Starring Harold Lloyd
New Line Home Video

Comedian Harold Lloyd filmed much of his final silent comedy feature Speedy (1928) in and around New York City. The story of a young man who struggles to keep shady businessmen from ruining his future father-in-law's old-fashioned horse-drawn car business, Speedy is a typical Harold Lloyd comedy, filled with great visual gags, extended comedy sequences and an exciting chase finale. It is also a cinematic love letter to New York City. As writer and Harold Lloyd expert Annette D’Agostino Lloyd says in her book Harold Lloyd: Magic in a Pair of Horn-Rimmed Glasses, Speedy is “…a treasured slice of nostalgia for those of us for whom New York is home[.]”

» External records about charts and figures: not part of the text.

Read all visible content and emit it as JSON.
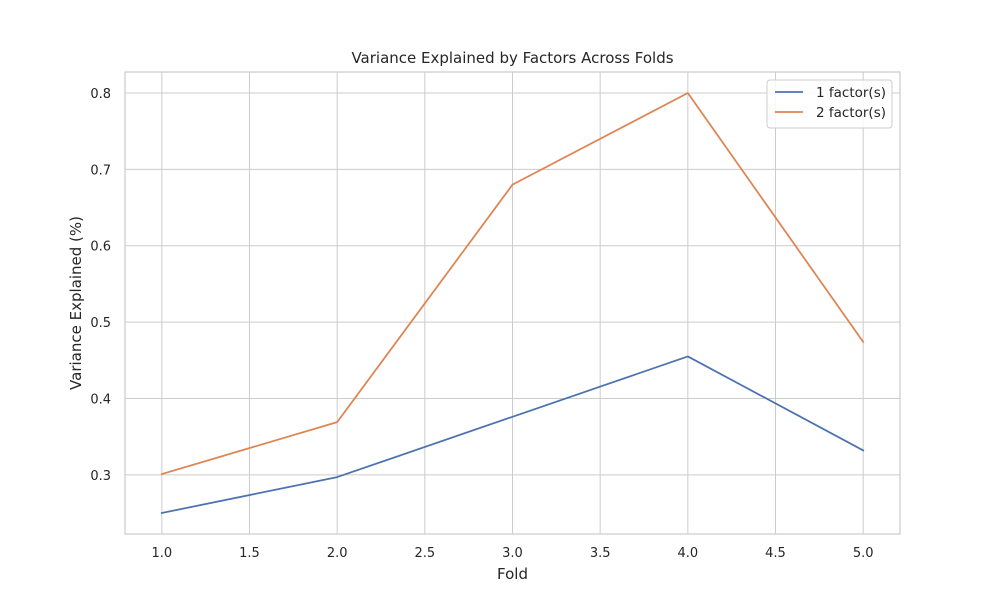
{
  "chart_data": {
    "type": "line",
    "title": "Variance Explained by Factors Across Folds",
    "xlabel": "Fold",
    "ylabel": "Variance Explained (%)",
    "x": [
      1,
      2,
      3,
      4,
      5
    ],
    "series": [
      {
        "name": "1 factor(s)",
        "values": [
          0.25,
          0.297,
          0.376,
          0.455,
          0.332
        ],
        "color": "#4c72b0"
      },
      {
        "name": "2 factor(s)",
        "values": [
          0.301,
          0.369,
          0.68,
          0.8,
          0.474
        ],
        "color": "#dd8452"
      }
    ],
    "xlim": [
      0.79,
      5.21
    ],
    "ylim": [
      0.2225,
      0.8275
    ],
    "xticks": [
      1.0,
      1.5,
      2.0,
      2.5,
      3.0,
      3.5,
      4.0,
      4.5,
      5.0
    ],
    "xtick_labels": [
      "1.0",
      "1.5",
      "2.0",
      "2.5",
      "3.0",
      "3.5",
      "4.0",
      "4.5",
      "5.0"
    ],
    "yticks": [
      0.3,
      0.4,
      0.5,
      0.6,
      0.7,
      0.8
    ],
    "ytick_labels": [
      "0.3",
      "0.4",
      "0.5",
      "0.6",
      "0.7",
      "0.8"
    ],
    "grid": true,
    "legend_position": "top-right"
  }
}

The middle section of the movie wanders away from the plot completely as Harold and his sweetie, played by Ann Christy, take a trip to Coney Island. In between Lloyd’s comedy bits, the film shows us glimpses of some of the famous amusement park rides such as The Steeplechase, consisting of mechanical horses people could ride in an actual race, and the giant water slide.

Later in the film, Harold takes a job as a cab driver, and one of his first fares is none other than the great New York Yankee slugger Babe Ruth, a season after he had hit 60 home runs. Ruth, who needs to get to Yankee Stadium for a game, suffers through a harrowing cab ride. Harold’s normal reckless driving is made worse by his inability to keep his eyes on the road, as he keeps turning around to tell “The Babe” how much he admires him. When the ride is finally over, Ruth tells Harold, via an intertitle card, “If I ever want to commit suicide, I’ll call you!”

In the chase that brings the movie to its climax, the film offers shots of many features that were once part of old Manhattan, such as trolleys, which are now completely gone, and elevated trains, which are now found only in the other boroughs such as Queens and Brooklyn. Harold races his horse car through midtown Manhattan, giving us a superb look at what Times Square looked like in 1928, but in typical geographically-challenged Hollywood fashion when it comes to filming in New York City, a few shots later, Harold is in Washington Square Park, nearly fifty blocks away!

Although Harold Lloyd didn't realize it at the time, Speedy was to be his final silent film. He ended this phase of his career by giving us a classic silent comedy, one that was a virtual valentine to New York City.